The older a character is, the harder they hit. At the same time, ageing also causes the player’s health bar to shorten. Here again, Sifu emphasises mastery: it takes real skill to exploit the greater damage potential of a greying fighter, while also being agile enough to stay alive. While this clever mechanic isn’t quite as impactful as the marketing implied, it is a key way Sifu sustains interest over multiple replays. Inevitably, hardcore players will soon share breathtaking runs in which they dominate the whole game and achieve vengeance while never passing the tender starting age of 20.

Some fights are essential, some are hidden, and still others can be avoided altogether.
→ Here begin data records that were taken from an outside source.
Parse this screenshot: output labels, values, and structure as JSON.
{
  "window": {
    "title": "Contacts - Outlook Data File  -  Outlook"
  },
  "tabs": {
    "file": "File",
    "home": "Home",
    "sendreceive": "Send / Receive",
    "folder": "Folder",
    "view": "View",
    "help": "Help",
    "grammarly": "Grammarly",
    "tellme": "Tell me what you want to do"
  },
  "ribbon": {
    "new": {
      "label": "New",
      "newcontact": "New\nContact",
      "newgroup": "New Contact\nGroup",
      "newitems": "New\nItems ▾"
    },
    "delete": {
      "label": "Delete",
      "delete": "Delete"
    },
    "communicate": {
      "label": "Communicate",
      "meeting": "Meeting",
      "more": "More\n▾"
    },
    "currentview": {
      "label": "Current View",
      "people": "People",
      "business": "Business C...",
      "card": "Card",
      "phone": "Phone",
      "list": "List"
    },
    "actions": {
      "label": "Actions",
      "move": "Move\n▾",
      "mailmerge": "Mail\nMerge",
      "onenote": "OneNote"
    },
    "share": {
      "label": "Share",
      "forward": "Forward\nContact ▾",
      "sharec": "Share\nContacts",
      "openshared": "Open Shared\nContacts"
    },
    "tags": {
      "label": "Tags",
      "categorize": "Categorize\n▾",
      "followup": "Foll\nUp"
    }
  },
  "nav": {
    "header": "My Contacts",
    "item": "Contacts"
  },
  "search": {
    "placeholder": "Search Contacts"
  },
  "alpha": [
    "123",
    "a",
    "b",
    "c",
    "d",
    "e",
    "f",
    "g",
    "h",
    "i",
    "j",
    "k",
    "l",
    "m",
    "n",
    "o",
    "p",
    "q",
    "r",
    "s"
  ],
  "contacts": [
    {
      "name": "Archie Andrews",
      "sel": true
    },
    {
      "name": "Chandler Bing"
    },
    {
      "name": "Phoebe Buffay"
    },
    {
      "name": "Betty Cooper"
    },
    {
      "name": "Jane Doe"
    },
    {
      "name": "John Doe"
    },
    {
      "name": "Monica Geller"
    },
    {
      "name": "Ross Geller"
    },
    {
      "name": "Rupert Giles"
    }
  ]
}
Sifu is a superbly polished brawler with a spectacular fighting system, a clever ageing mechanic and excellent stylised visuals. It may not be for everyone, however. Players looking for a continually fresh experience may dislike the extent to which the game emphasises replaying the same levels, even ones which open up and change over time. The game’s high difficulty and fairly steep learning curve may also be a cause for caution. Those who enjoy a challenge will definitely find one here, as Sifu continually raises the stakes. Bosses and large groups of armed, elite enemies will test everything a fighter has learned and can be frustrating, but victory is hugely satisfying.

What it boils down to is that after a gruelling struggle in a seedy club or a surreal art exhibition, players will look over the scene of destruction, take a breath, and feel like a kung fu master. For Sloclap and Sifu, that means mission accomplished.